De-noising and enhancement of the weak fault signature from the noisy signal are crucial for fault diagnosis, as features are often very weak and masked by the background noise. Deconvolution methods have a significant advantage in counteracting the influence of the transmission path and enhancing the fault impulses. However, the performance of traditional deconvolution methods is greatly affected by some limitations, which restrict the application range. Therefore, this paper proposes a new deconvolution method, named sparse maximum harmonics-noise-ratio deconvolution (SMHD), that employs a novel index, the harmonics-to-noise ratio (HNR), to be the objective function for iteratively choosing the optimum filter coefficients to maximize HNR. SMHD is designed to enhance latent periodic impulse faults from heavy noise signals by calculating the HNR to estimate the period. A sparse factor is utilized to further suppress the noise and improve the signal-to-noise ratio of the filtered signal in every iteration step.
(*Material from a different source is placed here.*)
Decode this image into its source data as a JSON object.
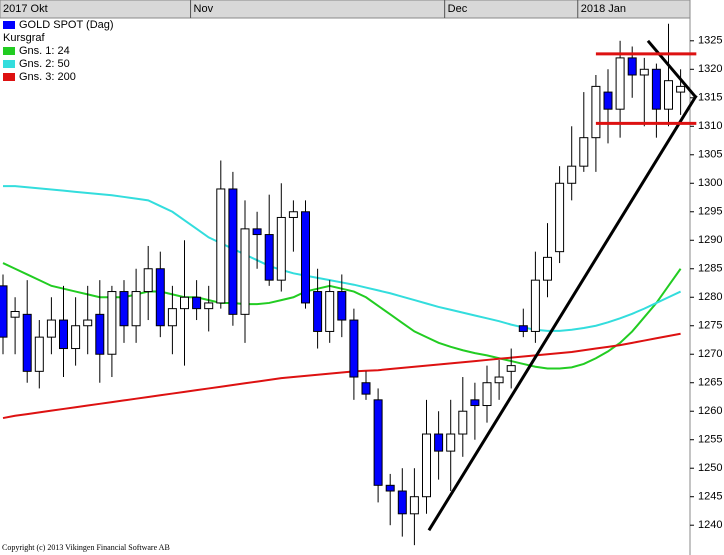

In addition, the updating process of the sparse threshold value and the period guarantees the robustness of SMHD. On this basis, the new method not only overcomes the limitations associated with traditional deconvolution methods, minimum entropy deconvolution (MED) and maximum correlated kurtosis deconvolution (MCKD), but visual inspection is also better, even if the fault period is not provided in advance. Moreover, the efficiency of the proposed method is verified by simulations and bearing data from different test rigs. The results show that the proposed method is effective in the detection of various bearing faults compared with the original MED and MCKD.